L’autre musique que je veux à mon enterrement : Knoxville, Summer of 1915, de Samuel Barber, sur un texte de James Agee. Pièce commandée et créée par Eleanor Steber, que l’on entend ici. Hier soir, alors que nous venions de rendre visite à nos lapins, mon amour a dit « C’est l’heure » et j’ai eu ce morceau dans la tête. Il m’était revenu plusieurs fois au cours des jours précédents – je l’écoute moins depuis quelques années, pour ne pas l’user car c’est l’un des plus beaux que j’aie jamais entendus.

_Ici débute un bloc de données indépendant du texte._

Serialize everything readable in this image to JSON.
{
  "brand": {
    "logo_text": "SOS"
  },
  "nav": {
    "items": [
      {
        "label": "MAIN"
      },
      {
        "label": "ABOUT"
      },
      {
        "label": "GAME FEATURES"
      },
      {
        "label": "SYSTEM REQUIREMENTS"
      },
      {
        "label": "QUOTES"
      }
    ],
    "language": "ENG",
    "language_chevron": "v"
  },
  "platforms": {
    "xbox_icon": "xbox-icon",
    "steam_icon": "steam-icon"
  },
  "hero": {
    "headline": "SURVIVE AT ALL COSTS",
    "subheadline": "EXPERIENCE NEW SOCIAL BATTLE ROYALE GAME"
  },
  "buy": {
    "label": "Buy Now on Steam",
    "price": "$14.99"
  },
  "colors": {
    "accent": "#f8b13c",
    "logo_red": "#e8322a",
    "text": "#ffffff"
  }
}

Je l’écoute maintenant, c’est l’heure et je suis assise à regarder les oiseaux, les chats et les bourdons affairés, Dame Sam ronronne sur mes genoux. J’aimerais écouter cette musique avec mon amour, quand elle reviendra, dans quelques jours.

It has become that time of evening when people sit on their porches, rocking gently and talking gently and watching the street and the standing up into their sphere of possession of the trees, of birds’ hung havens, hangars.

(…) By some chance, here they are, all on this Earth; and who shall ever tell the sorrow of being on this earth, lying, on quilts, on the grass, in a summer evening, among the sounds of the night. May God bless my people, my uncle, my aunt, my mother, my good father, oh, remember them kindly in their time of trouble; and in the hour of their taking away

Je clos définitivement la rubrique Mon relevé du jour. Ça fait beaucoup de clôtures, cette semaine, j’en ai bien conscience. Il y en aura d’autres, je préfère l’annoncer sans détour. J’en suis désolée d’avance.

L’enfer du jour

C’est le soir où, après avoir tant souffert de la solitude et du confinement, ma voisine a choisi d’inviter des amis et de péter les plombs. D’où : musique populaire, et on chante en chœur de toutes ses forces, et on danse en même temps, ou du moins sautille-t-on, à en croire les vibrations dans le sol. Il reste dix minutes avant le couvre-feu et quelque chose me dit qu’elle s’en fiche tout autant que de l’interdiction de côtoyer des amis. Que faire ? Elle a dit tant de fois qu’elle devenait folle : peut-être, si je lui envoyais un SMS pour lui demander de baisser le volume général, deviendrait-elle violente et se mettrait-elle à baver de la mousse, essaierait-elle de me crever les yeux, et il n’y aurait aucun témoin.